Had to hand the car in today, it was absolutely filthy from all the unmade roads we've been down and, apparently, we weren't insured to go down - whoops! Hobart town is nice but a bit like any other town really, what sets it apart is its stunning lcoation. According to the Lonely Planet it's the third most photogenic town in the world. First stop here was the tourist office where Steve booked a 'pedal & paddle' tour which involves cyling down the 1400m Mount Wellington and then kayaking around the harbour for a couple of hours. After that we headed off to Salamanca market which is absolutely amazing! there must have been at least 150 stalls there, with loads of interesting things to prod and poke. There were also lots of yummy looking food stalls so we had a coffee and a raspbery & orange muffin in the park before moving on to tackle the rest of the market. Yes, all we do is eat! On the way back we walked round Battery Point, the oldest and most scenic area. I thnk I have to agree it is very nice. Most of the houses are made of Blackpool style red brick with pretty iron terraces on the front. They remind me of old station cottages. Passed by the Shipwrights Inn for a couple of drinks and then back to the Bat Cave for eats.

The next day Steve went off for his pedal & paddle thing and I did the laundry (yawn) and he made my way into town via Jackman & McRoss Bakey cafe which is just the best place ever. I had goats cheese and basil quiche and a pot of Russian Caravan tea (again), which seems to be very popular here! Met Steve outside the fish & chip cafe and he pointed out a seal in the harbour who apparently is resident there as the restaurant chucks him odd bits of fish every hour or so. His name is Sammy. There is an absolutely enormous ship in the harbour today, the 'Diamond Princess' and she is towering above everything else. Went to the Tasmania Art Gallery & Museum for an hour or so before heading back to Sandy Bay for dinner. Someone on Steve's kayaking tour had receommended a pace to eat in sandy Bay but Steve had forgotten what it was called (doh!), apart from the fact that it began with P so we asked the guy on reception at the apartment and he recommended somewhere far better.

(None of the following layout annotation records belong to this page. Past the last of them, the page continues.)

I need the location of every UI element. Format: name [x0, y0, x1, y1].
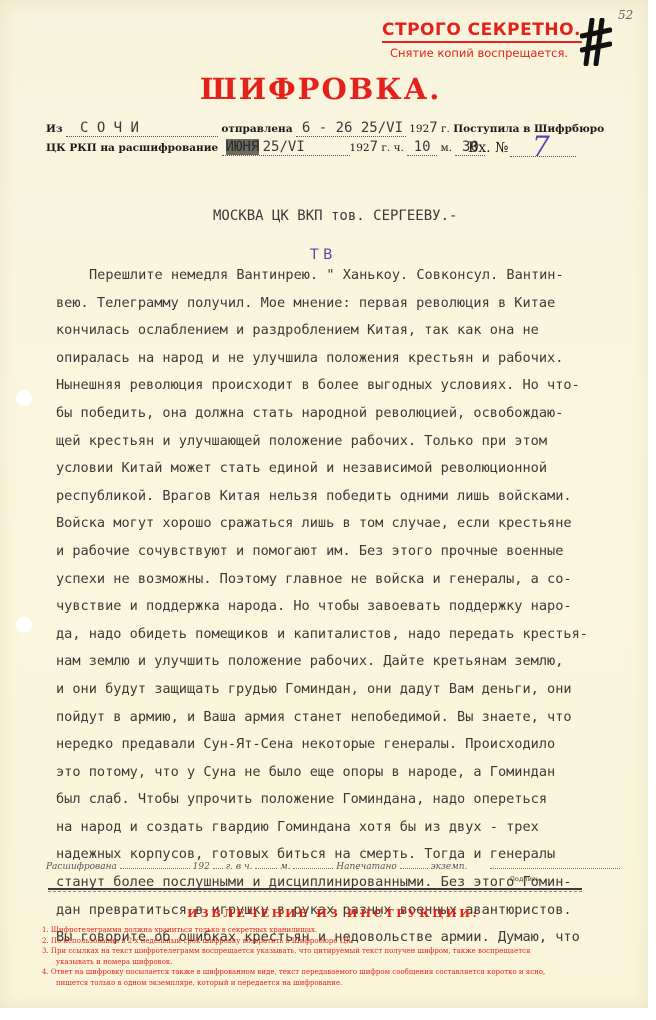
document-page: СТРОГО СЕКРЕТНО. Снятие копий воспрещает…: [0, 0, 648, 1008]
ck-label: ЦК РКП на расшифрование: [46, 142, 218, 154]
body-line: Перешлите немедля Вантинрею. " Ханькоу. …: [56, 262, 636, 290]
divider: [48, 891, 582, 892]
incoming-label: Вх. №: [468, 140, 508, 156]
ck-row: ЦК РКП на расшифрование ИЮНЯ 25/VI 1927 …: [46, 139, 485, 156]
punch-hole: [16, 617, 32, 633]
body-line: успехи не возможны. Поэтому главное не в…: [56, 566, 636, 594]
body-line: нам землю и улучшить положение рабочих. …: [56, 648, 636, 676]
body-line: республикой. Врагов Китая нельзя победит…: [56, 483, 636, 511]
body-line: пойдут в армию, и Ваша армия станет непо…: [56, 704, 636, 732]
punch-hole: [16, 390, 32, 406]
sent-year: 192: [409, 123, 429, 135]
year-unit: г.: [381, 142, 390, 154]
decipher-form: Расшифрована 192 г. в ч. м. Напечатано э…: [46, 862, 620, 872]
body-line: чувствие и поддержка народа. Но чтобы за…: [56, 593, 636, 621]
body-line: это потому, что у Суна не было еще опоры…: [56, 759, 636, 787]
deciphered-label: Расшифрована: [46, 862, 117, 872]
body-line: был слаб. Чтобы упрочить положение Гомин…: [56, 786, 636, 814]
body-line: бы победить, она должна стать народной р…: [56, 400, 636, 428]
body-line: щей крестьян и улучшающей положение рабо…: [56, 428, 636, 456]
hour-value: 10: [414, 139, 431, 155]
ck-date: 25/VI: [263, 139, 305, 155]
ck-year-suffix: 7: [370, 139, 378, 155]
printed-label: Напечатано: [336, 862, 397, 872]
body-line: опиралась на народ и не улучшила положен…: [56, 345, 636, 373]
from-row: Из С О Ч И отправлена 6 - 26 25/VI 1927 …: [46, 120, 604, 137]
copy-notice: Снятие копий воспрещается.: [382, 46, 582, 60]
footer-year: 192: [193, 862, 210, 872]
instruction-item: 4. Ответ на шифровку посылается также в …: [42, 967, 602, 978]
instructions-list: 1. Шифротелеграмма должна храниться толь…: [42, 925, 602, 988]
minute-label: м.: [441, 142, 453, 154]
instruction-item: указывать и номера шифровок.: [42, 957, 602, 968]
sent-label: отправлена: [221, 123, 292, 135]
footer-minute-label: м.: [280, 862, 290, 872]
struck-date: ИЮНЯ: [226, 139, 260, 155]
body-line: на народ и создать гвардию Гоминдана хот…: [56, 814, 636, 842]
body-line: станут более послушными и дисциплинирова…: [56, 869, 636, 897]
ck-year: 192: [350, 142, 370, 154]
from-label: Из: [46, 123, 63, 135]
instruction-item: пишется только в одном экземпляре, котор…: [42, 978, 602, 989]
body-line: и они будут защищать грудью Гоминдан, он…: [56, 676, 636, 704]
hour-label: ч.: [394, 142, 404, 154]
instruction-item: 1. Шифротелеграмма должна храниться толь…: [42, 925, 602, 936]
sent-year-suffix: 7: [429, 120, 437, 136]
body-line: нередко предавали Сун-Ят-Сена некоторые …: [56, 731, 636, 759]
secret-label: СТРОГО СЕКРЕТНО.: [382, 20, 582, 43]
sent-value: 6 - 26 25/VI: [302, 120, 403, 136]
signature-label: Подпись.: [510, 875, 541, 883]
instruction-item: 3. При ссылках на текст шифротелеграмм в…: [42, 946, 602, 957]
body-line: кончилась ослаблением и раздроблением Ки…: [56, 317, 636, 345]
addressee: МОСКВА ЦК ВКП тов. СЕРГЕЕВУ.-: [213, 208, 457, 224]
body-line: да, надо обидеть помещиков и капиталисто…: [56, 621, 636, 649]
instructions-title: ИЗВЛЕЧЕНИЕ ИЗ ИНСТРУКЦИИ:: [187, 906, 479, 920]
footer-g-label: г. в: [226, 862, 242, 872]
footer-hour-label: ч.: [244, 862, 252, 872]
secret-stamp: СТРОГО СЕКРЕТНО. Снятие копий воспрещает…: [382, 20, 582, 60]
document-title: ШИФРОВКА.: [200, 72, 441, 106]
year-unit: г.: [441, 123, 450, 135]
page-number: 52: [618, 8, 633, 22]
body-line: вею. Телеграмму получил. Мое мнение: пер…: [56, 290, 636, 318]
received-label: Поступила в Шифрбюро: [453, 123, 604, 135]
divider: [48, 888, 582, 890]
copies-label: экземп.: [431, 862, 468, 872]
handwritten-correction: Т В: [310, 247, 333, 263]
instruction-item: 2. По использовании в 2-х недельный срок…: [42, 936, 602, 947]
message-body: Перешлите немедля Вантинрею. " Ханькоу. …: [56, 262, 636, 952]
body-line: условии Китай может стать единой и незав…: [56, 455, 636, 483]
body-line: Войска могут хорошо сражаться лишь в том…: [56, 510, 636, 538]
from-value: С О Ч И: [80, 120, 139, 136]
body-line: Нынешняя революция происходит в более вы…: [56, 372, 636, 400]
handwritten-hash-icon: [580, 18, 612, 66]
body-line: и рабочие сочувствуют и помогают им. Без…: [56, 538, 636, 566]
incoming-number: 7: [532, 130, 550, 163]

Apologies to all you proper cyclists out there - yes, the pedal and paddle was wonderfully lazy. Ferried to the top of the mountain on a bus and then given a bike to free wheel down. There were some excellent off road sections to go sliding around on, although the leader was a bit of a lunatic and he had the scars to prove it. The paddling was in fact sea kayaking around the harbour and out into the Derwent River. It was wonderful peaceful, albeit quite hard work. Got to annoy lots of rich folk by paddling around the yachts in the exclusive Hobart Royal Yacht Club.